Chapter 9: Roads Without Gods
He savored the line. "I never know if the next horror will come from the mountains or the sea," he replied, and found that, for the first time in a while, he was not lying.
Othra ducked under the table and came up with a brittle sheath of parchment, the corners curled and the surface stippled with scars from a dozen hands before his.
She smoothed it flat with both palms and pointed to the cluster of ink-dark shapes along the edge.
"If you’re going anywhere, you’ll want to know the world you’re walking into." Her finger traced the rough bounds.
"We’re here, north of the split river, in the woods of Outer Groth. Most of the land east is marsh, then hardens to scrub. There’s the old keep on the ridge, but it’s been empty since the last cull."
Apollo leaned over the map, watching as her callused finger hopped from border to border.
The shapes were less cartography than conjecture, every town marked with a symbol that looked like a scab or a wound. "Who rules here?" he asked.
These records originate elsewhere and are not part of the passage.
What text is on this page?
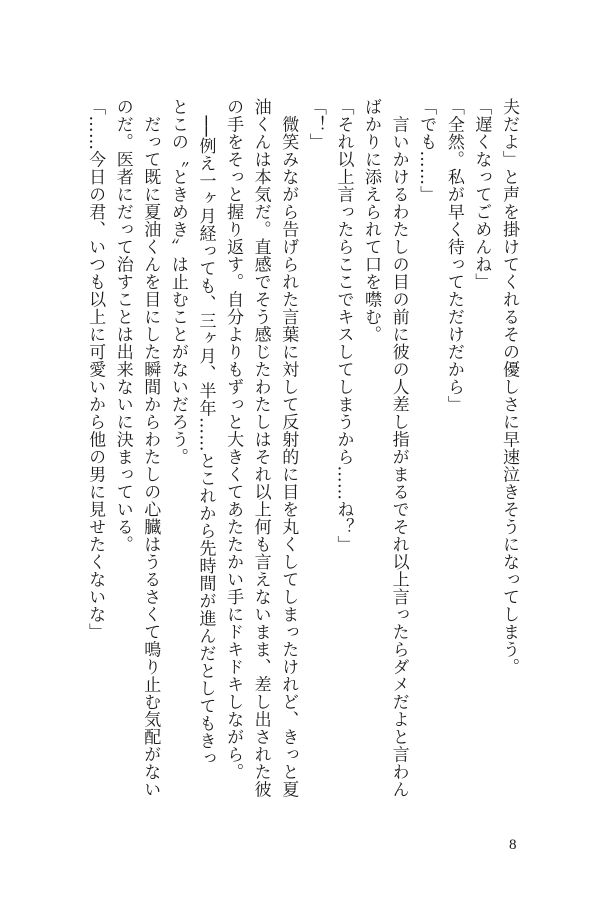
夫だよ」と声を掛けてくれるその優しさに早速泣きそうになってしまう。
「遅くなってごめんね」
「全然。私が早く待ってただけだから」
「でも……」
　言いかけるわたしの目の前に彼の人差し指がまるでそれ以上言ったらダメだよと言わん
ばかりに添えられて口を噤む。
「それ以上言ったらここでキスしてしまうから……ね？」
「！」
　微笑みながら告げられた言葉に対して反射的に目を丸くしてしまったけれど、きっと夏
油くんは本気だ。直感でそう感じたわたしはそれ以上何も言えないまま、差し出された彼
の手をそっと握り返す。自分よりもずっと大きくてあたたかい手にドキドキしながら。
　──例え一ヶ月経っても、三ヶ月、半年……とこれから先時間が進んだとしてもきっ
とこの〝ときめき〟は止むことがないだろう。
　だって既に夏油くんを目にした瞬間からわたしの心臓はうるさくて鳴り止む気配がない
のだ。医者にだって治すことは出来ないに決まっている。
「……今日の君、いつも以上に可愛いから他の男に見せたくないな」
8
"No one you’d care to meet," Othra replied.
"The coast belongs to the Sable Duke, though his grip doesn’t reach this far inland. The river’s held by the Temple Guard, fanatics, mostly. West is the old empire, what’s left of it. They say the city of Glassmar is still standing, but I wouldn’t trust the news. South, it’s the republics, each smaller and meaner than the last. If you keep going, you’ll hit the salt cities, though by then, you’ll be dead or rich, maybe both."
He took it in, following the jagged lines as if they were the score of a forgotten song. "And the mountains?"
She grunted. "The Cloudspines. Beyond that, nothing but stories." She eyed him, and for a moment he could see the shape of the person she might have been without the long siege of grief and necessity. "You’re not planning to stay off the roads, are you?"